Input #0, mov,mp4,m4a,3gp,3g2,mj2, from 'VID_20151122_133709.mp4':
Metadata:
major_brand : mp42
minor_version : 0
compatible_brands: isommp42
creation_time : 2015-11-22T12:41:34.000000Z
location : +47.1214+018.8642/
location-eng : +47.1214+018.8642/
com.android.version: 6.0
Duration: 00:04:22.64, start: 0.000000, bitrate: 17095 kb/s
Stream #0:0(eng): Video: h264 (Baseline) (avc1 / 0x31637661), yuv420p, 1920x1080, 16998 kb/s, SAR 1:1 DAR 16:9, 29.82 fps, 29.83 tbr, 90k tbn, 180k tbc (default)
Metadata:
creation_time : 2015-11-22T12:41:34.000000Z
handler_name : VideoHandle
Stream #0:1(eng): Audio: aac (LC) (mp4a / 0x6134706D), 48000 Hz, mono, fltp, 96 kb/s (default)
Metadata:
creation_time : 2015-11-22T12:41:34.000000Z
handler_name : SoundHandle

So H.264 for video, aac for audio, in an mp4 container.

$ ffmpeg -i first_christmas_final.mkv -c:v h264 -c:a aac output.mp4

Still won’t play. What else am I missing? I compared the output of the new file and the one recorded by phone using an online diff tool to see the differences. There were a lot, so I will not paste the image here. They differed in a lot of things as some metadata was present in one and some was present in the other.

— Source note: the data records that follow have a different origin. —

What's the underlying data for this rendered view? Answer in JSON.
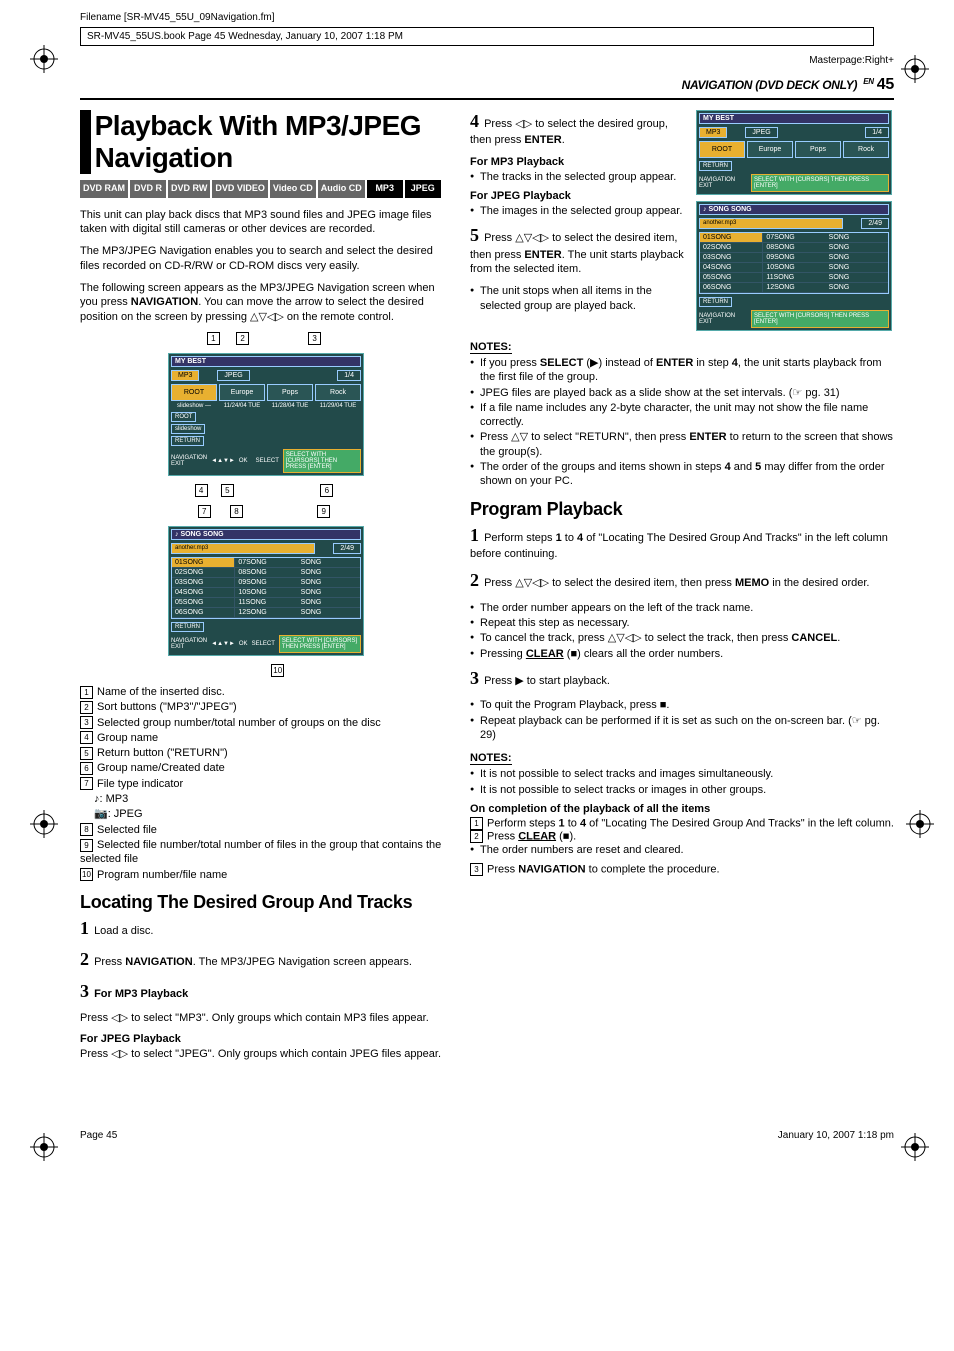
{
  "meta": {
    "filename": "Filename [SR-MV45_55U_09Navigation.fm]",
    "bookline": "SR-MV45_55US.book  Page 45  Wednesday, January 10, 2007  1:18 PM",
    "masterpage": "Masterpage:Right+"
  },
  "header": {
    "section": "NAVIGATION (DVD DECK ONLY)",
    "en": "EN",
    "page": "45"
  },
  "title": "Playback With MP3/JPEG Navigation",
  "badges": [
    "DVD RAM",
    "DVD R",
    "DVD RW",
    "DVD VIDEO",
    "Video CD",
    "Audio CD",
    "MP3",
    "JPEG"
  ],
  "intro1": "This unit can play back discs that MP3 sound files and JPEG image files taken with digital still cameras or other devices are recorded.",
  "intro2": "The MP3/JPEG Navigation enables you to search and select the desired files recorded on CD-R/RW or CD-ROM discs very easily.",
  "intro3a": "The following screen appears as the MP3/JPEG Navigation screen when you press ",
  "intro3nav": "NAVIGATION",
  "intro3b": ". You can move the arrow to select the desired position on the screen by pressing △▽◁▷ on the remote control.",
  "osd1": {
    "title": "MY BEST",
    "tabs": [
      "MP3",
      "JPEG"
    ],
    "page": "1/4",
    "cells": [
      "ROOT",
      "Europe",
      "Pops",
      "Rock"
    ],
    "dates": [
      "slideshow —",
      "11/24/04 TUE",
      "11/28/04 TUE",
      "11/29/04 TUE"
    ],
    "root": "ROOT",
    "slide": "slideshow",
    "return": "RETURN",
    "nav": "NAVIGATION EXIT",
    "hint": "SELECT WITH [CURSORS] THEN PRESS [ENTER]",
    "ok": "OK",
    "sel": "SELECT"
  },
  "osd2": {
    "title": "♪ SONG SONG",
    "file": "another.mp3",
    "page": "2/49",
    "rows": [
      [
        "01SONG",
        "07SONG",
        "SONG"
      ],
      [
        "02SONG",
        "08SONG",
        "SONG"
      ],
      [
        "03SONG",
        "09SONG",
        "SONG"
      ],
      [
        "04SONG",
        "10SONG",
        "SONG"
      ],
      [
        "05SONG",
        "11SONG",
        "SONG"
      ],
      [
        "06SONG",
        "12SONG",
        "SONG"
      ]
    ],
    "return": "RETURN",
    "nav": "NAVIGATION EXIT",
    "hint": "SELECT WITH [CURSORS] THEN PRESS [ENTER]",
    "ok": "OK",
    "sel": "SELECT"
  },
  "legend": {
    "1": "Name of the inserted disc.",
    "2": "Sort buttons (\"MP3\"/\"JPEG\")",
    "3": "Selected group number/total number of groups on the disc",
    "4": "Group name",
    "5": "Return button (\"RETURN\")",
    "6": "Group name/Created date",
    "7": "File type indicator",
    "7a": "♪:   MP3",
    "7b": "📷:  JPEG",
    "8": "Selected file",
    "9": "Selected file number/total number of files in the group that contains the selected file",
    "10": "Program number/file name"
  },
  "locating": {
    "heading": "Locating The Desired Group And Tracks",
    "s1": "Load a disc.",
    "s2a": "Press ",
    "s2nav": "NAVIGATION",
    "s2b": ". The MP3/JPEG Navigation screen appears.",
    "s3h": "For MP3 Playback",
    "s3": "Press ◁▷ to select \"MP3\". Only groups which contain MP3 files appear.",
    "s3jh": "For JPEG Playback",
    "s3j": "Press ◁▷ to select \"JPEG\". Only groups which contain JPEG files appear."
  },
  "right": {
    "s4a": "Press ◁▷ to select the desired group, then press ",
    "s4e": "ENTER",
    "s4b": ".",
    "mp3h": "For MP3 Playback",
    "mp3": "The tracks in the selected group appear.",
    "jpgh": "For JPEG Playback",
    "jpg": "The images in the selected group appear.",
    "s5a": "Press △▽◁▷ to select the desired item, then press ",
    "s5e": "ENTER",
    "s5b": ". The unit starts playback from the selected item.",
    "s5bul": "The unit stops when all items in the selected group are played back.",
    "notes": "NOTES:",
    "n1a": "If you press ",
    "n1s": "SELECT",
    "n1b": " (▶) instead of ",
    "n1e": "ENTER",
    "n1c": " in step ",
    "n1d": "4",
    "n1f": ", the unit starts playback from the first file of the group.",
    "n2": "JPEG files are played back as a slide show at the set intervals. (☞ pg. 31)",
    "n3": "If a file name includes any 2-byte character, the unit may not show the file name correctly.",
    "n4a": "Press △▽ to select \"RETURN\", then press ",
    "n4e": "ENTER",
    "n4b": " to return to the screen that shows the group(s).",
    "n5a": "The order of the groups and items shown in steps ",
    "n5b": "4",
    "n5c": " and ",
    "n5d": "5",
    "n5e": " may differ from the order shown on your PC."
  },
  "program": {
    "heading": "Program Playback",
    "s1a": "Perform steps ",
    "s1b": "1",
    "s1c": " to ",
    "s1d": "4",
    "s1e": " of \"Locating The Desired Group And Tracks\" in the left column before continuing.",
    "s2a": "Press △▽◁▷ to select the desired item, then press ",
    "s2m": "MEMO",
    "s2b": " in the desired order.",
    "b1": "The order number appears on the left of the track name.",
    "b2": "Repeat this step as necessary.",
    "b3a": "To cancel the track, press △▽◁▷ to select the track, then press ",
    "b3c": "CANCEL",
    "b3b": ".",
    "b4a": "Pressing ",
    "b4c": "CLEAR",
    "b4b": " (■) clears all the order numbers.",
    "s3": "Press ▶ to start playback.",
    "b5": "To quit the Program Playback, press ■.",
    "b6": "Repeat playback can be performed if it is set as such on the on-screen bar. (☞ pg. 29)",
    "notes": "NOTES:",
    "n1": "It is not possible to select tracks and images simultaneously.",
    "n2": "It is not possible to select tracks or images in other groups.",
    "comph": "On completion of the playback of all the items",
    "c1a": "Perform steps ",
    "c1b": "1",
    "c1c": " to ",
    "c1d": "4",
    "c1e": " of \"Locating The Desired Group And Tracks\" in the left column.",
    "c2a": "Press ",
    "c2c": "CLEAR",
    "c2b": " (■).",
    "c2bul": "The order numbers are reset and cleared.",
    "c3a": "Press ",
    "c3n": "NAVIGATION",
    "c3b": " to complete the procedure."
  },
  "footer": {
    "left": "Page 45",
    "right": "January 10, 2007 1:18 pm"
  }
}
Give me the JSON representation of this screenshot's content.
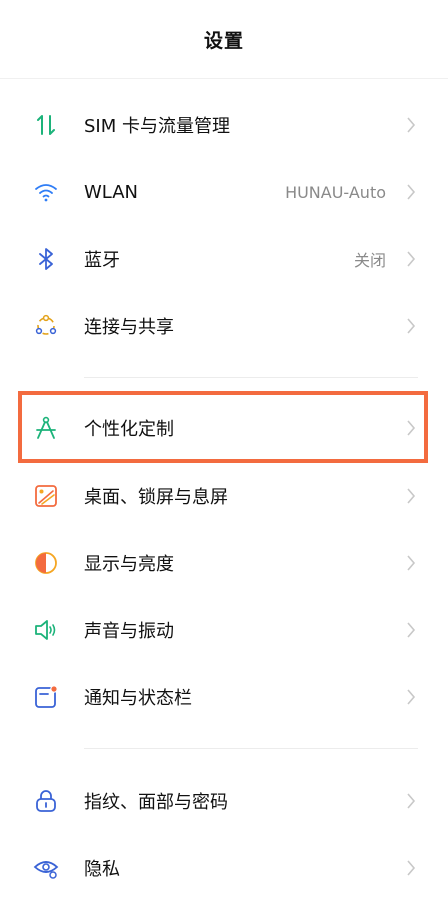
{
  "header": {
    "title": "设置"
  },
  "colors": {
    "accent_green": "#1cb37a",
    "wifi_blue": "#2f7df6",
    "bluetooth_blue": "#3a63d6",
    "highlight_orange": "#f36b3f",
    "chevron_gray": "#c8c8c8"
  },
  "items": [
    {
      "label": "SIM 卡与流量管理",
      "value": "",
      "icon": "sim-data-icon"
    },
    {
      "label": "WLAN",
      "value": "HUNAU-Auto",
      "icon": "wifi-icon"
    },
    {
      "label": "蓝牙",
      "value": "关闭",
      "icon": "bluetooth-icon"
    },
    {
      "label": "连接与共享",
      "value": "",
      "icon": "share-icon"
    },
    {
      "label": "个性化定制",
      "value": "",
      "icon": "compass-icon"
    },
    {
      "label": "桌面、锁屏与息屏",
      "value": "",
      "icon": "wallpaper-icon"
    },
    {
      "label": "显示与亮度",
      "value": "",
      "icon": "brightness-icon"
    },
    {
      "label": "声音与振动",
      "value": "",
      "icon": "speaker-icon"
    },
    {
      "label": "通知与状态栏",
      "value": "",
      "icon": "notification-icon"
    },
    {
      "label": "指纹、面部与密码",
      "value": "",
      "icon": "lock-icon"
    },
    {
      "label": "隐私",
      "value": "",
      "icon": "privacy-eye-icon"
    }
  ]
}
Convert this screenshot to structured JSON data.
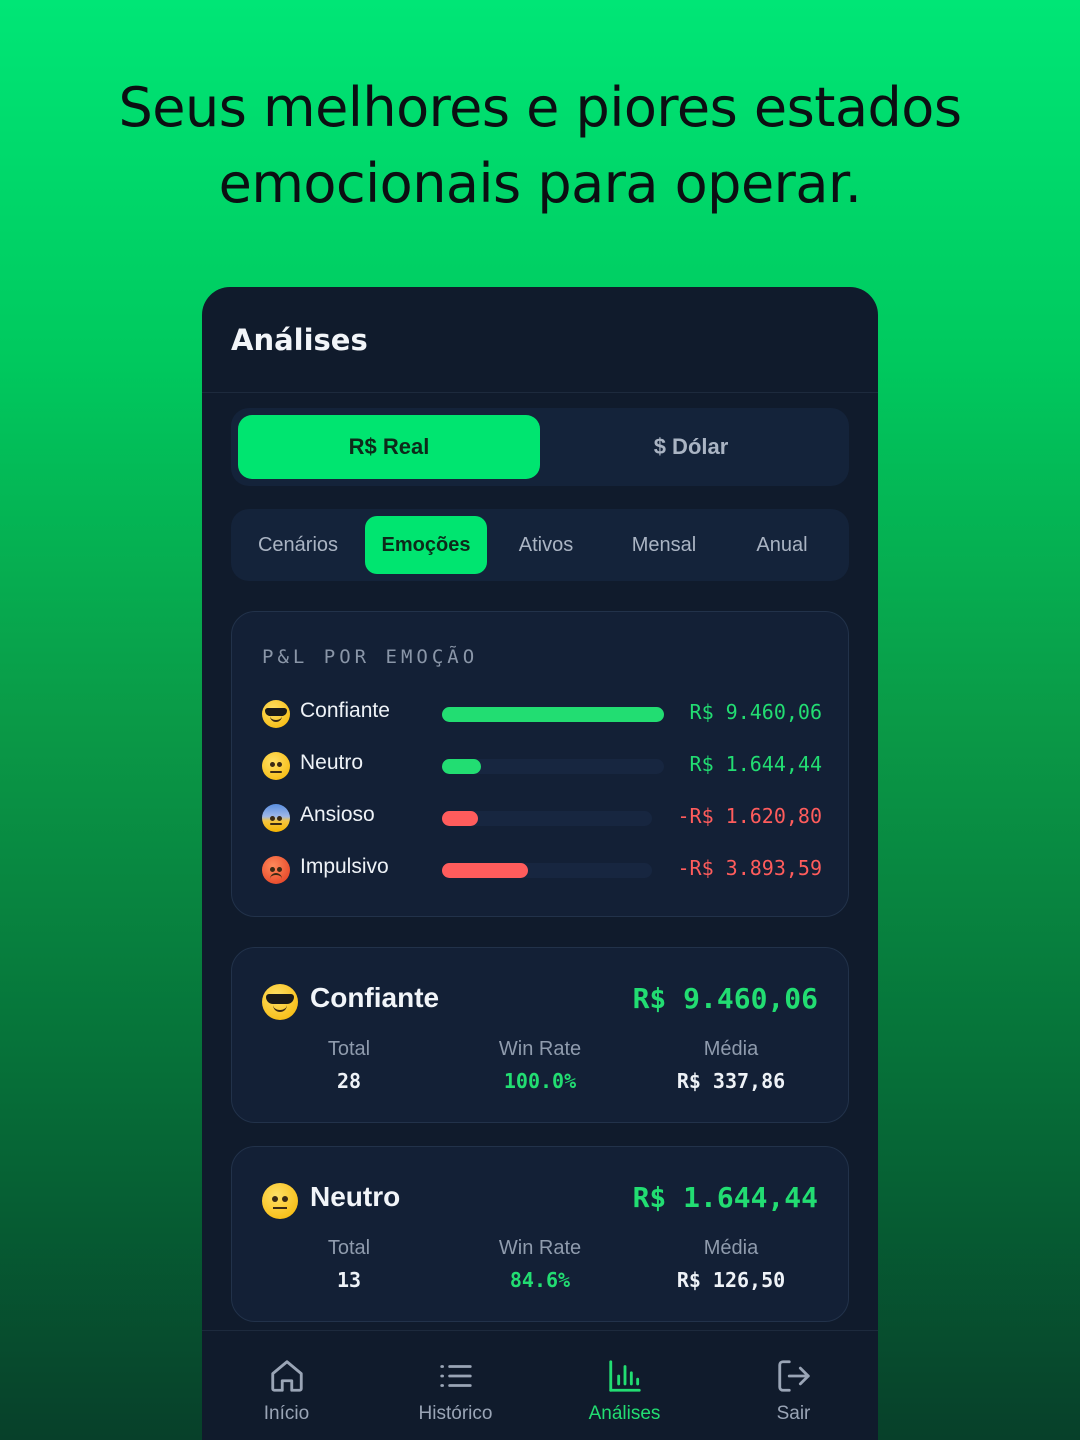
{
  "headline": {
    "line1": "Seus melhores e piores estados",
    "line2": "emocionais para operar."
  },
  "app": {
    "title": "Análises"
  },
  "currency": {
    "options": [
      {
        "label": "R$ Real",
        "active": true
      },
      {
        "label": "$ Dólar",
        "active": false
      }
    ]
  },
  "tabs": [
    {
      "label": "Cenários",
      "active": false
    },
    {
      "label": "Emoções",
      "active": true
    },
    {
      "label": "Ativos",
      "active": false
    },
    {
      "label": "Mensal",
      "active": false
    },
    {
      "label": "Anual",
      "active": false
    }
  ],
  "pnl": {
    "title": "P&L POR EMOÇÃO",
    "rows": [
      {
        "emoji": "sunglasses-face-icon",
        "label": "Confiante",
        "value": "R$ 9.460,06",
        "amount": 9460.06
      },
      {
        "emoji": "neutral-face-icon",
        "label": "Neutro",
        "value": "R$ 1.644,44",
        "amount": 1644.44
      },
      {
        "emoji": "anxious-face-icon",
        "label": "Ansioso",
        "value": "-R$ 1.620,80",
        "amount": -1620.8
      },
      {
        "emoji": "angry-face-icon",
        "label": "Impulsivo",
        "value": "-R$ 3.893,59",
        "amount": -3893.59
      }
    ]
  },
  "emotion_cards": [
    {
      "emoji": "sunglasses-face-icon",
      "name": "Confiante",
      "total_value": "R$ 9.460,06",
      "stats": {
        "total_label": "Total",
        "total_value": "28",
        "winrate_label": "Win Rate",
        "winrate_value": "100.0%",
        "media_label": "Média",
        "media_value": "R$ 337,86"
      }
    },
    {
      "emoji": "neutral-face-icon",
      "name": "Neutro",
      "total_value": "R$ 1.644,44",
      "stats": {
        "total_label": "Total",
        "total_value": "13",
        "winrate_label": "Win Rate",
        "winrate_value": "84.6%",
        "media_label": "Média",
        "media_value": "R$ 126,50"
      }
    }
  ],
  "nav": [
    {
      "icon": "home-icon",
      "label": "Início",
      "active": false
    },
    {
      "icon": "list-icon",
      "label": "Histórico",
      "active": false
    },
    {
      "icon": "bar-chart-icon",
      "label": "Análises",
      "active": true
    },
    {
      "icon": "logout-icon",
      "label": "Sair",
      "active": false
    }
  ],
  "colors": {
    "accent": "#00e570",
    "positive": "#22dd72",
    "negative": "#ff5c5c",
    "panel": "#101b2c",
    "card": "#132036"
  }
}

The only difference in the streams themselves that belonged to a feature owned by both the files and was not dynamic such as the time, or meaningless for me such as the bitrate was this: yuv422p from the tape and yuv420p from the phone. As it turns out YUV is a color palette where Y is the luma or brightness of a given color, and U and V are the chrominance components. yuv422p and yuv420p differ in the encoding of the colors. So what was missing is simply converting the color encoding too.

$ ffmpeg -i first_christmas_final.mkv -c:v h264 -c:a aac -pix_fmt yuv420p output.mp4

Finally the end result plays on TV so it can be distributed among relatives, can be edited by all kinds of video editors and most of the process can be automated thanks to the fact that only ffmpeg was used. And luckily we have a year to create the montage too… hope it will be enough this time.


Half a year later I still receive VHS tapes to digitalize them and I have gained some experience meanwhile. Since last time I have learnt to understand warnings ffmpeg gave me, so I came up with the ultimate command that is able to read both the audio and video input, and convert the pixel format to yuv420p in the meantime:

$ ffmpeg -f v4l2 -framerate <framerate> -thread_queue_size 512 -i <input device> -f alsa -thread_queue_size 512 -i <input device> -t <duration of video> -c:v h264 -c:a aac -pix_fmt yuv420p <output filename>

eg.:

$ ffmpeg -f v4l2 -framerate 25 -thread_queue_size 512 -i /dev/video1 -f alsa -thread_queue_size 512 -i hw:2,0 -t 02:14:32 -c:v h264 -c:a aac -pix_fmt yuv420p output.mp4

With the previous commands the CPU load went through the roof, and I assumed that my processor was just not powerful enough to convert audio and video at the same time. I was wondering a bit how other video editing software managed to pull that trick off, but didn’t give it too much thought. Then I saw the warning “Thread message queue blocking; consider raising the thread_queue_size option (current value: 8)”, so I raised it and now I can actually use my computer while the tape is being captured.